OBR: Labour’s Growth Target in G7 Falls Short
Recent assessments indicate that the UK government is set to miss its target of achieving the highest economic growth rate in the G7, despite Labour’s leader Rachel Reeves announcing a £100 billion investment initiative during her inaugural budget.
The Office for Budget Responsibility (OBR) projects per capita growth in gross domestic product (GDP) to be 1.1% by 2029, which would place the UK in a joint second position within the G7. Throughout the duration of the current parliament, the average annual per capita GDP growth is expected to be around 1%, ranking the UK joint third among leading economies.
Labour has committed, as part of its election manifesto, to achieving “the highest growth rate in the G7 over consecutive years by the end of the parliamentary term.”
An analysis utilizing the latest International Monetary Fund (IMF) data for global per capita GDP growth, combined with the OBR’s budget forecast revealed on Wednesday, shows that the UK would secure a joint second position in 2029. During this parliamentary term, the UK’s annual per capita GDP growth will rank joint third, in a tie with France. Notably, UK growth is not expected to lead the G7 in any consecutive years until 2029.
The United States is projected to achieve the highest growth in the G7, with an expected per capita GDP growth of 1.7% by 2029, alongside an average annual growth rate of 1.8% over the next five years.
Japan is also anticipated to rank joint second, with a per capita GDP growth rate of 1.1% in 2029, alongside an average annual growth rate of 1.2%. Canada is expected to experience the lowest growth both in 2029 and throughout the next five years, closely followed by Germany.
The analysis suggests that the Chancellor’s strategy to boost public investment by £100 billion over the next five years, funded through borrowing, may take decades to yield significant benefits for the economy. The OBR previously noted that it could take as long as 50 years for government investments to substantially enhance growth, although they may ultimately pay off through increased tax revenues and GDP growth.
On Wednesday, the Chancellor remarked that the spending watchdog assessed the potential impact of these investments could result in a GDP increase of up to 1.4%, stating, “This budget will permanently increase the supply capacity of the economy … boosting long-term growth.” However, the benefits to GDP may not peak until the 2070s.
According to the OBR, compared to previous forecasts in March, Reeves’s proposals are expected to increase government borrowing by an average of £28 billion each year from 2024-25 to 2028-29.

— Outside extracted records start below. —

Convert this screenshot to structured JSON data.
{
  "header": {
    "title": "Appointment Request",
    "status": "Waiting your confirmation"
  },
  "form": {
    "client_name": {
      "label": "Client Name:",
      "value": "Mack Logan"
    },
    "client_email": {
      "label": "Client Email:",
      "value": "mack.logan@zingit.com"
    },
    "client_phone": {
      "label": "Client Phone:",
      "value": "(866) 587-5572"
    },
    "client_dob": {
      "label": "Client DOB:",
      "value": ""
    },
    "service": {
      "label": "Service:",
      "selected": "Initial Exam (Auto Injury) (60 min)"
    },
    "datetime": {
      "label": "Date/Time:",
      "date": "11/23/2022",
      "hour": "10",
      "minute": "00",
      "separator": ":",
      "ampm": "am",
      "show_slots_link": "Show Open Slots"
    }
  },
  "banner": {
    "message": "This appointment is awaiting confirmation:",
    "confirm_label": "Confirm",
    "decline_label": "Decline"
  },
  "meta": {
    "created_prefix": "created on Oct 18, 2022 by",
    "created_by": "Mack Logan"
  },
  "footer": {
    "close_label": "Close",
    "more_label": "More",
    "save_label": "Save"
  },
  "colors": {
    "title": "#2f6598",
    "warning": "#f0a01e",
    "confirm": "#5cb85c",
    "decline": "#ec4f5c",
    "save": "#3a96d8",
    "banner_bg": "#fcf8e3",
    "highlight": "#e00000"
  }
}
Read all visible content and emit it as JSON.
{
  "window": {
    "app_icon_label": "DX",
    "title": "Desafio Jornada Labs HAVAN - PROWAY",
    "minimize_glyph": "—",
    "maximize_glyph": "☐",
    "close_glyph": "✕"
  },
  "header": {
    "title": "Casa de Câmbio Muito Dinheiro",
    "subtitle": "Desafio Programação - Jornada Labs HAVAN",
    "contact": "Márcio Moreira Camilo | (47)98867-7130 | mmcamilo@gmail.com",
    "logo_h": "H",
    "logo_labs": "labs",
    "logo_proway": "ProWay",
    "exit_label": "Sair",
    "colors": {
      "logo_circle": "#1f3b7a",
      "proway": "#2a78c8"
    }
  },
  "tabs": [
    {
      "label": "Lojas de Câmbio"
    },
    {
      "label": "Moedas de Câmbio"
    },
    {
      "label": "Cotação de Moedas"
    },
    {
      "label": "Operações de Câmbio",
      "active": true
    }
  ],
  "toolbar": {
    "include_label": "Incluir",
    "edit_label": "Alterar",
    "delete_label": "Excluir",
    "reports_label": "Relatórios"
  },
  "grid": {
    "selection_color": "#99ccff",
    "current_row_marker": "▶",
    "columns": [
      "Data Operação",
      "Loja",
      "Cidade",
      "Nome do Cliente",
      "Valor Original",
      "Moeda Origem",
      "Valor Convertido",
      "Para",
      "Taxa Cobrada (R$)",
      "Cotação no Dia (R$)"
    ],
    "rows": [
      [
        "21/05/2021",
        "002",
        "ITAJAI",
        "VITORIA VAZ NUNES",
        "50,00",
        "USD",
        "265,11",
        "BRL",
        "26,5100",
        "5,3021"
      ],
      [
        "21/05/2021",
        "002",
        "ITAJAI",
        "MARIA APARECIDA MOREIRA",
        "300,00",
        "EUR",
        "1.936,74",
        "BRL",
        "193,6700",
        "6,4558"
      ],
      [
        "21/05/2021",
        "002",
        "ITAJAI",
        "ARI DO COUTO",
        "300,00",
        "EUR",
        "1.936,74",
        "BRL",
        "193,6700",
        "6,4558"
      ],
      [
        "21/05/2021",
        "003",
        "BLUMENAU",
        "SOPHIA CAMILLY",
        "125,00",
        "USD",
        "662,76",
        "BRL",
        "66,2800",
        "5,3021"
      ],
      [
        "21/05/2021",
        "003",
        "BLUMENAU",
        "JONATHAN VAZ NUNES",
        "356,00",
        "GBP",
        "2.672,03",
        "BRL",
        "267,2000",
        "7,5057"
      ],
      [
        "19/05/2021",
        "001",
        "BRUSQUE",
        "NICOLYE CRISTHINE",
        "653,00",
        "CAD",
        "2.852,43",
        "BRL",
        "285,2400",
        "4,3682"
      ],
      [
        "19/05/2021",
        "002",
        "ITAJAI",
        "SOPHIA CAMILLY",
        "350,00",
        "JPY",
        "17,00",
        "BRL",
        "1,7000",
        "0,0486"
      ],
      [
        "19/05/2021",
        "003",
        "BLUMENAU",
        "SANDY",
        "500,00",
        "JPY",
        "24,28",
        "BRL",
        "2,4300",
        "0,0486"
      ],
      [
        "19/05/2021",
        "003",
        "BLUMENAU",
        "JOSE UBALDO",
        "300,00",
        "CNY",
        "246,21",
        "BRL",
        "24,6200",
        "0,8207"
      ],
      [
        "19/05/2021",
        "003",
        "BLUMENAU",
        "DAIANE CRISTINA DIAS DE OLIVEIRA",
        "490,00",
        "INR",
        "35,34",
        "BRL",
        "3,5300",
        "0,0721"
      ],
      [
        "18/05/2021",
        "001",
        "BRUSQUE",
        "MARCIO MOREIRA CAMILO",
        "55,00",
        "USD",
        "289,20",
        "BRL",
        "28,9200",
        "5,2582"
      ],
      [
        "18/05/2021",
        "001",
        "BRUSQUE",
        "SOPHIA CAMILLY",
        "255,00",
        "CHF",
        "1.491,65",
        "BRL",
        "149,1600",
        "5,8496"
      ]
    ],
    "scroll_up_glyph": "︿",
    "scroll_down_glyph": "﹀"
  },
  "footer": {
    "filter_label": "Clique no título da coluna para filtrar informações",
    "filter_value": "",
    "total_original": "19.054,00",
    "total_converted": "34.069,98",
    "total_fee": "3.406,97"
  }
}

This increase in borrowing, noted by the OBR as one of the largest surges outside of a crisis since March 1992’s pre-election budget, is likely to significantly raise the government’s annual debt interest costs. The OBR estimates that debt interest payments will exceed £100 billion every year until 2029-30, reaching a peak of £122.2 billion.
Headroom against the new fiscal rules is considered limited. For the binding rule that mandates financing everyday expenditures with tax revenues, the margin stands at £9.9 billion, while the margin for reducing public sector net financial liabilities (PSNFL) as a proportion of GDP is forecasted at £15.7 billion. The OBR also forecasts that debt excluding the Bank of England will increase as a share of GDP annually over the forecast period.
Richard Hughes, chair of the OBR, mentioned a potential “loophole” that could allow governments to use PSNFL as a debt measurement by directing new public investments through financial vehicles. This would increase the government’s assets, potentially offsetting its liabilities.
By 2029-30, real government spending on day-to-day operations is projected to increase by £49 billion, with a large portion allocated to the National Health Service and education. Together with increased capital budgets, the Chancellor announced a total of £70 billion in additional government spending at the budget announcement.
These spending increases were backed by £41.5 billion in tax raises, characterized as “the biggest package … on record,” according to the Resolution Foundation think tank.
In addition to other measures, the Chancellor increased employers’ national insurance contributions by 1.2 percentage points and adjusted the main rates of capital gains tax and tobacco duties. Consequently, the overall tax burden is projected to peak at 38.3%, the highest level recorded.
Despite these considerable tax hikes, unprotected government sectors, including local councils and the justice system, are still facing significant cuts. These sectors experienced the most severe reductions during the austerity measures following the 2008 financial crisis.
Current inflation forecasts suggest that rates will exceed the Bank of England’s target of 2% on an average annual basis through 2029, compelling the central bank to adopt a more cautious stance regarding interest rate reductions from the current 5% level.
The spending watchdog indicated, “The Bank of England would be expected to act to bring inflation back to target over the medium term,” adding that the chancellor’s policies could, at their peak, contribute an additional 0.5 percentage points to consumer prices index inflation by stimulating demand in the short term.